Some of the most useful (and entertaining) professional development classes I’ve ever taken have been improv-comedy classes. Besides making me a little less unfunny at parties, I’ve learned some powerful and practical communication skills in these classes.
One of them came from a brilliant teacher, Tim Whetham. (He was the teacher who pointed out on the first day of class that, “everyone is already good at improv, we do it 24 hours a day). In a class on performing an improvisational scene with a partner, Tim pointed out that your focus in the scene should be to validate the choices the other actor makes. In the heat of the moment it’s easy to dismiss what the other person says in a scene. Tim suggested that the response should be to always be to think: “Why was that brilliant?”

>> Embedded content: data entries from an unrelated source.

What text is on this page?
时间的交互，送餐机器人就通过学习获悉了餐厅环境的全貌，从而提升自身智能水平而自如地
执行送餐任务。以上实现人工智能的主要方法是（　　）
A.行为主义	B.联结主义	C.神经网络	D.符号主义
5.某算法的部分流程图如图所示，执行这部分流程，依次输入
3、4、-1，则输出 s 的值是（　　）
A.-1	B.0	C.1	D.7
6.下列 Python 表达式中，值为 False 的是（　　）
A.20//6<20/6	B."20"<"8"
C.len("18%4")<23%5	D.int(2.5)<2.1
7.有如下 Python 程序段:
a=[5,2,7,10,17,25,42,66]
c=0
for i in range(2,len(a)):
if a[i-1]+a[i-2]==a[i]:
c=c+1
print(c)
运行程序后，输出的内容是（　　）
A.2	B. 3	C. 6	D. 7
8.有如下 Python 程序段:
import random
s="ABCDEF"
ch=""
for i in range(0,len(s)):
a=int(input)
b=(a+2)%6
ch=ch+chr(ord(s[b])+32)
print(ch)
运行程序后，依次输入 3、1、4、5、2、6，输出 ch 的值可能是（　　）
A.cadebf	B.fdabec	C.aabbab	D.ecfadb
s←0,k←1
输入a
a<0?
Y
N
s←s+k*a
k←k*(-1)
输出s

When you are working hard to validate your partner, and they are working hard to validate you, great things start to happen on stage. It doesn’t matter how off-the-wall or crazy your scene partner’s choices. It’s amazing when you can operate from a place of creativity, instead of slamming the doors shut. It doesn’t mean that you have to go along with blatantly wrong statements. But if you suspend your judgment for a while, you get to make different (and more conscious) decisions.
Improv Skills Can Be Life Skills
Let’s remove it from the improv stage: What an interesting way to go through life! Instead of judging everything that is said to you or done around you, just ask yourself, “Why was that brilliant?” It could be your business partner, your spouse, or the person standing in front of you in the line at Starbucks. Look for the possibilities in the situation instead of closing yourself down to them. It’s so easy to dismiss what others say, either subconsciously or directly. But then we end up closed off to the great ideas and influences that pop up in our lives every day.
This is how you dive deeper into your relationships, and it’s how you open yourself to ideas that lead to personal and professional growth. You don’t have to take everything at face value, but if you can learn to pause the internal critic in your mind, you’ll find the space that opens up allows for some fantastic results!